I settle for a wraps, which I know they have vegetarian versions, of. Karthik practically swoons when his chicken shawarma arrives. It smells so good. I work my way through a wrap that tastes like cardboard covered grass.

Karthik is very happy as we drive back home. He starts to reminisce about the best foods he’s ever had.

“You know, Hyderabadi biryani is really okay. But the real pleasure is in having it at a Muslim’s house during Ramzan. Mutton biryani and paaya.”

He’s driving towards the sealine, I notice, instead of towards the Eastern Express highway.

“Have you ever seen this place, during Ramzan?”

I pretend that I’m dozing off. But he won’t be shaken, when he’s in this mood.

“I know, I know what you think. But really, it’s a terribly racist attitude. Muslims have as much right to this country as we do. They are not all terrorists and criminals.”

The green flags flap in the breeze. Across the water, Haji Ali dargah floats peacefully in the moonlight. I close my eyes, even though Karthik can’t see them, when I have my face turned away. My husband of three years believes that I am staunchly anti-Muslim. I’ve done well.

Rashid would have been proud of me. Rashid’s sharp, twinkling eyes belying the laughter that he didn’t let reach his lips. Those lips, oh those lips! Fifteen years later, I have still not forgotten those lips. Nobody forgets their first kiss. Especially not if Rashid was the one kissing them.

We turn off at Bandra and I’m forced to open my eyes. The smell at Mahim Causeway would wake anyone up. Karthik seems to detect my open eyes and immediately starts talking again.

“You can always tell when you’ve passed the old city and have come into the new parts. Even newcomers. South Bombay has such wonderful classic architecture.”

“It’s all dying embers. SoBo is dead. All the action is moving to the suburbs now.”

Karthik laughs, derisively. He can never understand. But how would he? He’s been in Mumbai for all for four years. He’s still enamored by the hype generated by the money-fueled talkers of this city.

“Don’t you have any romance in your soul? All these buildings in the suburbs look like monsters. Concrete Godzillas.”

“I suppose Antila is a work of art.”

“You know I don’t mean that. Antila is like the Eiffel tower to Mumbaikers, I think. The locals hate it.”

“You don’t? And, you’ve been in Mumbai for four years now.”

“Yeah. But I haven’t gotten jaded about it, the way you have. I suppose living here all your life does that to you.”

“Jaded, why? Just because I’m not waxing eloquent over crumbling buildings populated by equally decrepit old men who’ve never been beyond Worli?”
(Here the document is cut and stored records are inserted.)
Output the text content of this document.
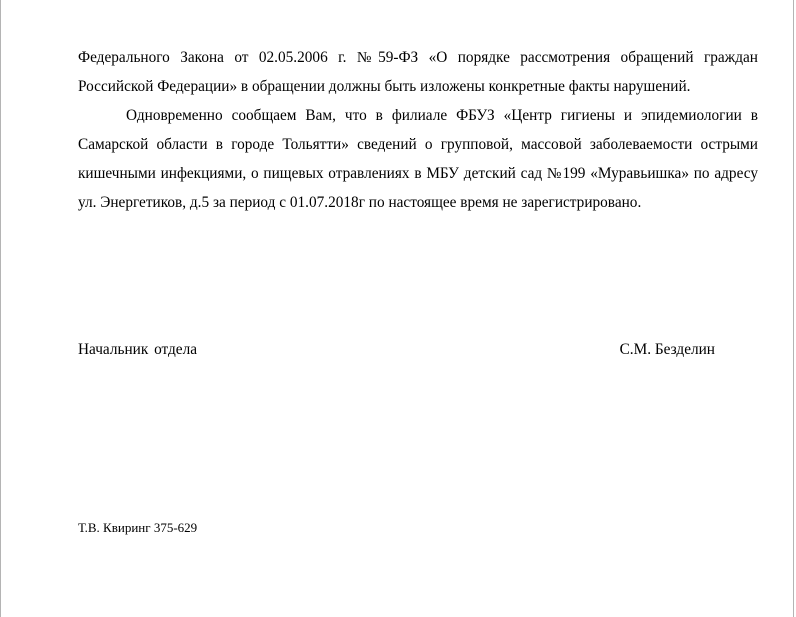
Федерального Закона от 02.05.2006 г. №59-ФЗ «О порядке рассмотрения обращений граждан Российской Федерации» в обращении должны быть изложены конкретные факты нарушений.

Одновременно сообщаем Вам, что в филиале ФБУЗ «Центр гигиены и эпидемиологии в Самарской области в городе Тольятти» сведений о групповой, массовой заболеваемости острыми кишечными инфекциями, о пищевых отравлениях в МБУ детский сад №199 «Муравьишка» по адресу ул. Энергетиков, д.5 за период с 01.07.2018г по настоящее время не зарегистрировано.

Начальник отдела	С.М. Безделин
Т.В. Квиринг 375-629
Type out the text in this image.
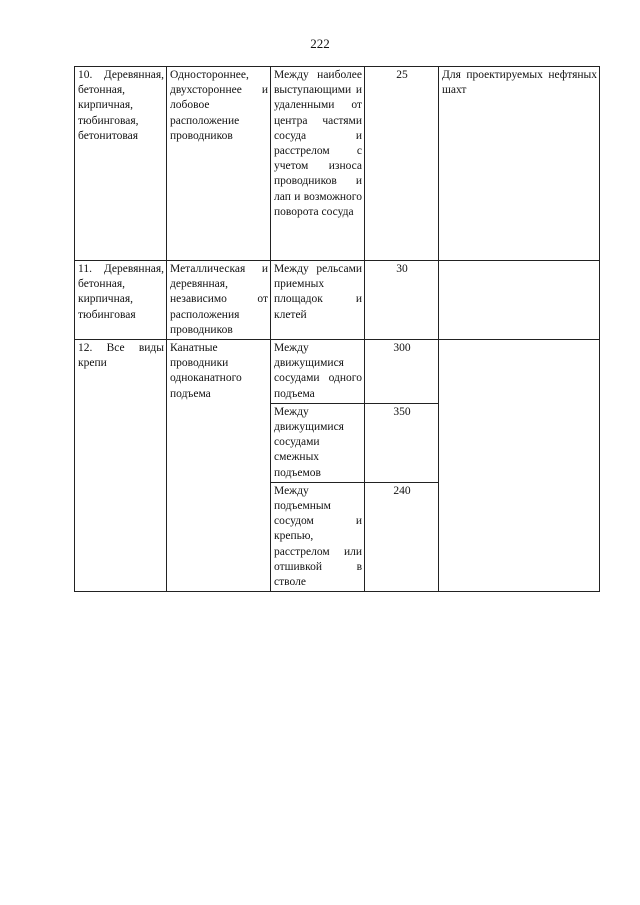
222
10. Деревянная, бетонная, кирпичная, тюбинговая, бетонитовая	Одностороннее, двухстороннее и лобовое расположение проводников	Между наиболее выступающими и удаленными от центра частями сосуда и расстрелом с учетом износа проводников и лап и возможного поворота сосуда	25	Для проектируемых нефтяных шахт
11. Деревянная, бетонная, кирпичная, тюбинговая	Металлическая и деревянная, независимо от расположения проводников	Между рельсами приемных площадок и клетей	30	
12. Все виды крепи	Канатные проводники одноканатного подъема	Между движущимися сосудами одного подъема	300	
		Между движущимися сосудами смежных подъемов	350	
		Между подъемным сосудом и крепью, расстрелом или отшивкой в стволе	240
“Not all the buildings are like that. Look at Chatrapati Shivaji Terminus. It’s a world heritage site. Aren’t you at least a little proud of it? Or the Gateway of India?”

I purse my lips. Karthik is persistent. It must be the shawarma. Meat must create testosterone surges.

“It looked beautiful tonight. I can’t think how anybody can fail to be moved by the sight. But Mumbai people, you just move past it like it’s any old building. You didn’t even bother looking at it.”

Suddenly his tone is accusing and the hair on my arm prickles.

“Well, forgive me for not going into raptures over a building that’s basically a public transport facility. VT is just a station.”

“VT. That’s another thing I can’t understand. It’s been called C.S.T. for what…20 years now? Even the signboards and indicators say C.S.T. But you insist on calling it VT still.”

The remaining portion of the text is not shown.